Architecture Overview

This document provides a high-level overview of the kup6s.com Kubernetes cluster architecture, explaining the key components, their relationships, and the design decisions behind the system.

System Design Philosophy

The kup6s.com infrastructure is built on three core principles:

  1. Infrastructure as Code (IaC): All infrastructure is defined declaratively using OpenTofu and CDK8S

  2. GitOps: Application deployments managed through ArgoCD, syncing from git repositories

  3. Layered Architecture: Clear separation between infrastructure tier (bootstrap) and application tier

Cluster Infrastructure (kube-hetzner/)

Platform Foundation

  • Kubernetes Distribution: K3S - lightweight, production-ready Kubernetes

  • Cloud Provider: Hetzner Cloud (cost-effective European provider)

  • Provisioning Tool: kube-hetzner Terraform module

  • IaC Tool: OpenTofu v2.17.4 (open-source Terraform fork)
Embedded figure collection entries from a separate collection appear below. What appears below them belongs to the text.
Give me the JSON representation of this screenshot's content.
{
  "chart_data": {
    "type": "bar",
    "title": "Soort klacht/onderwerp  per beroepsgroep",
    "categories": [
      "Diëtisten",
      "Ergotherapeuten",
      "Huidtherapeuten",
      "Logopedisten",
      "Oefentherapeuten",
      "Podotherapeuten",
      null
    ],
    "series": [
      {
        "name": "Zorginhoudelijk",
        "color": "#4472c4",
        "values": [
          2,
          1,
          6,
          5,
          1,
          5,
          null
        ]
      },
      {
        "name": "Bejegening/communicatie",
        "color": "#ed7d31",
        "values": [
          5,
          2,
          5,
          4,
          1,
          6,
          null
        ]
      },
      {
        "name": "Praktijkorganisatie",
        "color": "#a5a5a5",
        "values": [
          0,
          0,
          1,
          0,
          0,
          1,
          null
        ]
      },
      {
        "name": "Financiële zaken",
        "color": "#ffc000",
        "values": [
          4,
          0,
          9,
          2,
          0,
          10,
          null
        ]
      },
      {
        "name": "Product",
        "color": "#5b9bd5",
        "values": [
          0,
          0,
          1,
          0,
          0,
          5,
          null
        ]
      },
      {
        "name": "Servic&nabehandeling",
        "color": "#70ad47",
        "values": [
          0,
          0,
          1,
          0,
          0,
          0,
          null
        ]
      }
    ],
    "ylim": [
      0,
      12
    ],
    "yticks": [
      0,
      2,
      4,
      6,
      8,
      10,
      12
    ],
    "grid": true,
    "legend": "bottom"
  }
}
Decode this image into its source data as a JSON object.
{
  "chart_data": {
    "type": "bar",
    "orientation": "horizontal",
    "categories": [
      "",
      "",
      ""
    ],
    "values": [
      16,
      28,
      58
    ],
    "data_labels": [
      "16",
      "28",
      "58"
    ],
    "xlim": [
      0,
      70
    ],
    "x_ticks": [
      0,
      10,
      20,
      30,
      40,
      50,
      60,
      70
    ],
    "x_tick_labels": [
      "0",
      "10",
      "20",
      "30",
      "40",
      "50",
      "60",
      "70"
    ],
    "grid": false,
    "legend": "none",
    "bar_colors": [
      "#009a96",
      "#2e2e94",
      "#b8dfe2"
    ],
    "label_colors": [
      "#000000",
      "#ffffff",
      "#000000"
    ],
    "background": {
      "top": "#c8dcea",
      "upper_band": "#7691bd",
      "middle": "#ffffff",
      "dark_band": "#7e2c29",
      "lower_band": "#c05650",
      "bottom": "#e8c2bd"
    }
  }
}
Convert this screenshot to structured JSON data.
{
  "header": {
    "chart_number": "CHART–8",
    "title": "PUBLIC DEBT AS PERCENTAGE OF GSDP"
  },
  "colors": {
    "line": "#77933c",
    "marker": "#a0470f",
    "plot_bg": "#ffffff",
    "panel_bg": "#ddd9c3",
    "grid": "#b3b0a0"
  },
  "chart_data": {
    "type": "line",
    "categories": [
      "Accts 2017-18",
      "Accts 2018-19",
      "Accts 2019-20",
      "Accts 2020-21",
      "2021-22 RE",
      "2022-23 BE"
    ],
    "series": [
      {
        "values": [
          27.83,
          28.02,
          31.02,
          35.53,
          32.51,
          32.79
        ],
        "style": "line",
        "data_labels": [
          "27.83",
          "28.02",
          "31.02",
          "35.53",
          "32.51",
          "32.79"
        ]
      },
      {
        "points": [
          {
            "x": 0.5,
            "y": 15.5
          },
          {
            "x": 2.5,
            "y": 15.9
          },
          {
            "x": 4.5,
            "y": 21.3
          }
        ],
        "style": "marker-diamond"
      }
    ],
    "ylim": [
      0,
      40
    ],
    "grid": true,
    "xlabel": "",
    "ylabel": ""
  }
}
Key Infrastructure Components

Deployed via OpenTofu extra-manifests during cluster bootstrap:

Storage Layer:

  • Longhorn: Cloud-native distributed block storage with replication and snapshots

  • SMB CSI Driver: Integration with Hetzner Storage Box for shared file storage

  • Crossplane: Dynamic S3 bucket provisioning on Hetzner Object Storage

Networking Layer:

  • Traefik: Ingress controller for HTTP/HTTPS routing

  • cert-manager: Automatic Let’s Encrypt TLS certificate management

GitOps Layer:

  • ArgoCD: Continuous deployment engine, syncs applications from git to cluster

Security Layer:

  • External Secrets Operator (ESO): Centralized secret management, syncs from external stores

Automation:

  • Auto-Uncordon CronJob: Automatically detects and uncordons nodes stuck in SchedulingDisabled state after K3s upgrades (runs every 5 minutes)

Credential Management Philosophy

CRITICAL: All credentials are managed via environment variables (TF_VAR_*):

  • The kube.tf file contains no hardcoded credentials

  • .env file stores credentials (git-ignored for security)

  • Before running OpenTofu commands: source .env

  • .env.example serves as template for required variables

See Security Model for detailed security architecture.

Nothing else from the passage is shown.